I grew up on Randolph Street with my sister Virginia (she was a year younger than me), my parents Adele and Douglas, my grandparents Fred and Alice, and my dog Sal. We lived spitting distance from the Catholic church, the priest’s rectory, the nun’s convent, the St. Rose of Lima grammar school. All of it just a football’s toss away, across a field of wild grass. I literally grew up surrounded by God. Surrounded by God and all my relatives.

We had cousins, aunts, uncles, grandmas, grandpas, great-grandmas, great-grandpas, all of us were jammed into five little houses on two adjoining streets.
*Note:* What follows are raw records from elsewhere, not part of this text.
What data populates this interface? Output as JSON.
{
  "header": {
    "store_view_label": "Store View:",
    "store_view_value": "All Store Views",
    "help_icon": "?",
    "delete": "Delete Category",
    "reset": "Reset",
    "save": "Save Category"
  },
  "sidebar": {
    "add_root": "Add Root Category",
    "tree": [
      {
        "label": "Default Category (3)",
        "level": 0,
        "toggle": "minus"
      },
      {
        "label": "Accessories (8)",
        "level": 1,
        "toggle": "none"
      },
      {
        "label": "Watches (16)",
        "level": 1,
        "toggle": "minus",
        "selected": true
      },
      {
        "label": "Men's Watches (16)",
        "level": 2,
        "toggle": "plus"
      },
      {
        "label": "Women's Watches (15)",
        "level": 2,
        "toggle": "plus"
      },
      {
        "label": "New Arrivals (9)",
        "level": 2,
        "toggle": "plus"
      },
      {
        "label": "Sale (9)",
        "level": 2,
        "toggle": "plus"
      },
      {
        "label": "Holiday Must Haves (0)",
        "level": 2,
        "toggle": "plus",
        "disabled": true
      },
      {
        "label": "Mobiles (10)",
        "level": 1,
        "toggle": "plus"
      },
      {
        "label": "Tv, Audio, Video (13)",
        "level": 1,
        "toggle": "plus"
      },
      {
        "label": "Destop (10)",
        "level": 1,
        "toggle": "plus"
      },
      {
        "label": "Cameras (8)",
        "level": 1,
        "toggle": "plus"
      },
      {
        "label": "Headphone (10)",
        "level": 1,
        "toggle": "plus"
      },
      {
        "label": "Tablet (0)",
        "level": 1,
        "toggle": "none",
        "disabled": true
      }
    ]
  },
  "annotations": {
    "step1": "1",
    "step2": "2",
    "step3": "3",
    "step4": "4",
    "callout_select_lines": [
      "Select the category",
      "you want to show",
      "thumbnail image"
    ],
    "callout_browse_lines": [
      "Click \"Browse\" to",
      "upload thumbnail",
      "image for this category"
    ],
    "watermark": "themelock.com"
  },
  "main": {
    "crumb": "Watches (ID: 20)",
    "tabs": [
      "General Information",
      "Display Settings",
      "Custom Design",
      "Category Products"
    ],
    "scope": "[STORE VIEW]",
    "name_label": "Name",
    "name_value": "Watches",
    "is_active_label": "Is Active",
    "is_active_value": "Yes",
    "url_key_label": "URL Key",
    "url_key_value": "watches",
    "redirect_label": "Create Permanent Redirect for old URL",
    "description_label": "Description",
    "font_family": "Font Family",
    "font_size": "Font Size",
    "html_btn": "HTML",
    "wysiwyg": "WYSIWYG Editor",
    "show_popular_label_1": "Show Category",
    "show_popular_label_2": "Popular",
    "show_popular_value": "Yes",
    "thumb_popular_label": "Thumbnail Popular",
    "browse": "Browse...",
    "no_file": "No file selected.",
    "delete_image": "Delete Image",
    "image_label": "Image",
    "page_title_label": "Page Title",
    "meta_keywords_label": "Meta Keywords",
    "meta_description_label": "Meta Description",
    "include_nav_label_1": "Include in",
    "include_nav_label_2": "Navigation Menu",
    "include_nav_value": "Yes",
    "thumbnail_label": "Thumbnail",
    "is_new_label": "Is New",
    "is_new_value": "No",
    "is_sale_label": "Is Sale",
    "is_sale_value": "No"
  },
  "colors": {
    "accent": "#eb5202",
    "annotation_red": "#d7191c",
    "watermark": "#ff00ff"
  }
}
When the church bells rang, the whole clan would hustle up the street to stand witness to every wedding and every funeral that arrived like a state occasion in our neighborhood.

When I first started listening to Springsteen, I was unaware of the depth of his Catholic roots. Growing up in an urban Catholic parish in the shadow of the sprawling industrial complex of Kodak Park, I suppose I projected my experience onto his songs. Only decades later would I learn that the projection was not such an interpretive leap after all. In this sense, I suppose the Springsteen concert I attended was a religious experience of sorts.

Bruce Springsteen is part of Catholic culture and the American Catholic story. Culture is first of all accidental, only secondarily intentional. By itself, the accidental becomes tribal; by itself, the intentional becomes ideological. Springsteen ultimately left his accidental Catholicism behind and embraced an intentional American populism best captured in his biggest-selling album, Born in the U.S.A. I share some of that populist sentiment, but I generally filter his music through the accidental Catholicism present in his early work. Culture, like family, is messy. It includes all types of people, including those with whom we might otherwise never intentionally choose to associate—even formerly Catholic rock stars who do not seem particularly interested in creating a Catholic culture capable of restoring all things in Christ. 

It’s hard to be a saint in the city.
It’s impossible to be a saint without the city.